La nuova legge è stata criticata apertamente da decine di premi Nobel, centinaia di istituti di ricerca e perfino dal presidente tedesco. Eppure è stata approvata in soli cinque giorni, con un unico emendamento, secondo il quale per salvare la Ceu è necessario un accordo che andrà negoziato entro settembre dai governi dei due paesi coinvolti, Stati Uniti e Ungheria.
Attaccare una delle più prestigiose istituzioni universitarie dell’Europa centrale ha un significato profondo, e illustra bene la natura di un regime che tollera sempre meno il dibattito aperto la libera ricerca.
Potrebbe essere una coincidenza, ma una settimana prima dell’approvazione della Lex Ceu la Russia aveva revocato la licenza dell’Università europea di San Pietroburgo. L’Ungheria ha preparato anche un’altra legge copiata dalla Russia: quella che bolla le ong che ricevono finanziamenti dall’estero per almeno 24mila euro come una minaccia alla sicurezza nazionale. Questi gesti non rivelano solo il tentativo di Orbán di imitare i metodi di Putin, ma anche l’erosione del sistema di controlli e contrappesi e del principio secondo cui il governo deve rispondere dei suoi atti. L’atteggiamento di Mosca e Budapest si basa su una comune ideologia nazionalista e antioccidentale che affonda le radici nella presunta perdita di un passato glorioso (la Russia imperiale e la “grande Ungheria” di anteguerra). A differenza della Russia, però, l’Ungheria rimane un paese occidentale e democratico, membro dell’Unione europea e della Nato.
L’Ungheria di Orbán può essere inserita nella lista dei cosiddetti regimi ibridi, in cui le istituzioni democratiche e lo stato di diritto non sono distrutti ma svuotati di ogni contenuto ed efficacia. A Budapest le istituzioni democratiche esistono ancora, ma funzionano male. Dal 2010 il loro ruolo di controllo del potere si è progressivamente ridotto. Il parlamento è ormai una fabbrica di leggi dominata dal governo, che in questi anni ha intaccato l’autonomia o assunto il controllo di tutte le istituzioni che avrebbero potuto controllarne l’operato. Anche la libertà dei giornalisti è stata fortemente limitata. Per usare una definizione dei politologi Steven Levitsky e Lucan A. Way, il regime ibrido ungherese è una sorta di autoritarismo competitivo: un sistema che mantiene solo l’illusione della competizione democratica.

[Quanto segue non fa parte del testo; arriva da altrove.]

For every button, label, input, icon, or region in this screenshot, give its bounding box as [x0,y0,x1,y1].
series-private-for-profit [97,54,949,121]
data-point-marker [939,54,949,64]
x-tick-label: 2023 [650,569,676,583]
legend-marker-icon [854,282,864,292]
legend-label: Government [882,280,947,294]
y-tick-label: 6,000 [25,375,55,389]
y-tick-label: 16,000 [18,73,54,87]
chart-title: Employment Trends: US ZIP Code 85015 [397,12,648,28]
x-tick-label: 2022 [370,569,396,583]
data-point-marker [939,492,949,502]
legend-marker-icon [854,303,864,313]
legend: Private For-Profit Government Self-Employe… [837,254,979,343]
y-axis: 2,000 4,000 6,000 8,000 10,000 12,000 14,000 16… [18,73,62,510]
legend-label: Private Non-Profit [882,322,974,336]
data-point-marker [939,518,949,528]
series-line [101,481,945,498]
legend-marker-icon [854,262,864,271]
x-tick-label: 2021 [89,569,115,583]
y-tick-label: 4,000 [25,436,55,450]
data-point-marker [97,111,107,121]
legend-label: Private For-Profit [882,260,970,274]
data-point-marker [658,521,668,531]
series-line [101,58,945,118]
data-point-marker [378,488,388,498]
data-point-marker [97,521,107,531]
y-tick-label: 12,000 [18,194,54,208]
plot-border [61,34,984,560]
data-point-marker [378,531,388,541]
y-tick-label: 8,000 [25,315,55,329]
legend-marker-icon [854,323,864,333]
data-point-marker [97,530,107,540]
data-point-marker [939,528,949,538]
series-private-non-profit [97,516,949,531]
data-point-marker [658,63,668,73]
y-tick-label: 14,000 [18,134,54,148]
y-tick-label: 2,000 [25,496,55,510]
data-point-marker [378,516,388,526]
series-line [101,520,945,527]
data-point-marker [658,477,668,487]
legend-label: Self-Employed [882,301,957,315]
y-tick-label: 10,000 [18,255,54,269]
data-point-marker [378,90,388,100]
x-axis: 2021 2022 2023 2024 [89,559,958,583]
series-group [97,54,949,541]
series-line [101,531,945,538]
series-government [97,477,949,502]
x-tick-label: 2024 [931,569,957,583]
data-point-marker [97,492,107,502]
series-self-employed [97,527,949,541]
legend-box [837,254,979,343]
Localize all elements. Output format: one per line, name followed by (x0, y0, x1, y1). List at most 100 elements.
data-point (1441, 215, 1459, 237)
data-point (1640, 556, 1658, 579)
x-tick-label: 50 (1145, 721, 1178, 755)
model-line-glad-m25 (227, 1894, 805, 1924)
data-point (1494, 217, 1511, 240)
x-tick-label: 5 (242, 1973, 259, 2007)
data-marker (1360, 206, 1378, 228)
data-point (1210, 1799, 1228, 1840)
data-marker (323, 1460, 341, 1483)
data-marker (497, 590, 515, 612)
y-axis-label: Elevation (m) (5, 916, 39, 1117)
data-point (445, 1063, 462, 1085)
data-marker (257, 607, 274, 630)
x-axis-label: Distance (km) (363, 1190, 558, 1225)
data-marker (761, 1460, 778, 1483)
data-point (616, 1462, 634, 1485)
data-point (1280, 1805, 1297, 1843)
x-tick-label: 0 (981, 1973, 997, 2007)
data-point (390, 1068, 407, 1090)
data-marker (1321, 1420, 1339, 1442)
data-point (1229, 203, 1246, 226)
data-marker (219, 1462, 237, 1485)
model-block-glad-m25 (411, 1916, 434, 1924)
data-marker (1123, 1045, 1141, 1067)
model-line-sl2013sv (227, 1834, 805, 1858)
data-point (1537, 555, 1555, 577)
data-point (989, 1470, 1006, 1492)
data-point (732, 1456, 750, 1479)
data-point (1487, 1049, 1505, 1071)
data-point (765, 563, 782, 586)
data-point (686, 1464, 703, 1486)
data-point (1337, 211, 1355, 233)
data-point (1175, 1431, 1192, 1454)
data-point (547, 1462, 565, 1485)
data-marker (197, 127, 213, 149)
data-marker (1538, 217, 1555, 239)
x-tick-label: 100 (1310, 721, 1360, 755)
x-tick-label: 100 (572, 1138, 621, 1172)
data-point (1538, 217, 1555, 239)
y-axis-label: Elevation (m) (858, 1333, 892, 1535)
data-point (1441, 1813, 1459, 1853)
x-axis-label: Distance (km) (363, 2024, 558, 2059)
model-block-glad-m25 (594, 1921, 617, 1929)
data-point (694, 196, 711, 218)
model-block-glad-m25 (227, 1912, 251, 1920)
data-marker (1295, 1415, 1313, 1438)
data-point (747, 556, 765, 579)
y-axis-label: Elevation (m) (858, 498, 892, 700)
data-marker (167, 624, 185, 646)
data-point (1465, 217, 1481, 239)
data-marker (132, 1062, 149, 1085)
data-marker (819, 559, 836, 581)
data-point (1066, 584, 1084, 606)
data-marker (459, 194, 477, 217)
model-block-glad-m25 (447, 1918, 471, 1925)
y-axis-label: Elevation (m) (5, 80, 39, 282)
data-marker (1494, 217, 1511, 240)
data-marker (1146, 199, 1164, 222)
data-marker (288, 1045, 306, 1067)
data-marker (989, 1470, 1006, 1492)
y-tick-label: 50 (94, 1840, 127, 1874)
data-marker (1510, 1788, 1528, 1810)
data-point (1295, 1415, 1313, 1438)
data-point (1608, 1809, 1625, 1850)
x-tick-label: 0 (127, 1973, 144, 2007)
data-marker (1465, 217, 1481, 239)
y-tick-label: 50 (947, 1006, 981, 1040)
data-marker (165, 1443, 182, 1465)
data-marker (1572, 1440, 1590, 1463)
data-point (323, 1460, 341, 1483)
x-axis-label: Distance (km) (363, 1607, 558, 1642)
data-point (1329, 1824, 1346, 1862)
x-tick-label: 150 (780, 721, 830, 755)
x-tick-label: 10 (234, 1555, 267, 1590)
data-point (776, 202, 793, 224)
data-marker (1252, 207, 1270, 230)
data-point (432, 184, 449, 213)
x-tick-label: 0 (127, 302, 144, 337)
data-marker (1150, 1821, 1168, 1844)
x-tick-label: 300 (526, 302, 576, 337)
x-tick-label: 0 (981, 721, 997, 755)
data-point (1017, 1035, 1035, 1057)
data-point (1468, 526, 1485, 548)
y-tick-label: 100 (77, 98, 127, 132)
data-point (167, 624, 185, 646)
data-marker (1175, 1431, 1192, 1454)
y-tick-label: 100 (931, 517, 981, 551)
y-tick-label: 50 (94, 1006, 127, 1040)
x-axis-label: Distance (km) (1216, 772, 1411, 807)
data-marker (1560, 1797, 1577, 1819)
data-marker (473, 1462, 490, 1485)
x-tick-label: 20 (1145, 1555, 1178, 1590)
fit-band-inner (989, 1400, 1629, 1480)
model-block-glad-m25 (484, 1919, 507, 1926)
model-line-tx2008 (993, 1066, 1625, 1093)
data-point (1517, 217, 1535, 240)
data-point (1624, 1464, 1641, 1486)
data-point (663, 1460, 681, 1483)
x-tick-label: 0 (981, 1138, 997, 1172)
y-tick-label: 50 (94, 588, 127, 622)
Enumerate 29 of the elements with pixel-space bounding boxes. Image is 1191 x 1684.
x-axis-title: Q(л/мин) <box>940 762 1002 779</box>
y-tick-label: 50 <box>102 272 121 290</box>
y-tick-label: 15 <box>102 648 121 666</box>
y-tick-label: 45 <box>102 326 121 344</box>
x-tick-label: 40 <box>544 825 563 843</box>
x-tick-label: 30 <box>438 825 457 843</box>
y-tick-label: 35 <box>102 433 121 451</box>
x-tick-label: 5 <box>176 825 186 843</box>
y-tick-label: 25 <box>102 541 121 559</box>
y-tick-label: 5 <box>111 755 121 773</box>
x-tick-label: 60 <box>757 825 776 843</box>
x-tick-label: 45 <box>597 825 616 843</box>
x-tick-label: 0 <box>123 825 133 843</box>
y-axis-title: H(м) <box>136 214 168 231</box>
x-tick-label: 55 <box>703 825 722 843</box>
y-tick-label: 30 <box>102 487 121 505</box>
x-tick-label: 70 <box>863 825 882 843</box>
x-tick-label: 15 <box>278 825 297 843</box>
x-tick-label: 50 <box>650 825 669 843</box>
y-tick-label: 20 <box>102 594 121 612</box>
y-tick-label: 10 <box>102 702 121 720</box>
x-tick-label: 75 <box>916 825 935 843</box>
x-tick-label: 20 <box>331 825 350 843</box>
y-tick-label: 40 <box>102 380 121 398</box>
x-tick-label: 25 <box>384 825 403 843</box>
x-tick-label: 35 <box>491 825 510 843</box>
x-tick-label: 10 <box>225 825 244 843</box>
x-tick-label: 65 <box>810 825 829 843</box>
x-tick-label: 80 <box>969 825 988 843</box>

L’Unione europea potrebbe in teoria intervenire attivando i suoi meccanismi di tutela dello stato di diritto, ma, dopo la Brexit, è molto prudente con i paesi ribelli. La procedura, inoltre, non permette interventi concreti, come si è visto con la Polonia. Forse, invece, è il momento che il Partito popolare europeo escluda dai suoi ranghi il partito di Orbán. Tollerando il regime ibrido ungherese, infatti, rischia di creare un precedente pericoloso in un’Europa centrorientale sempre meno democratica.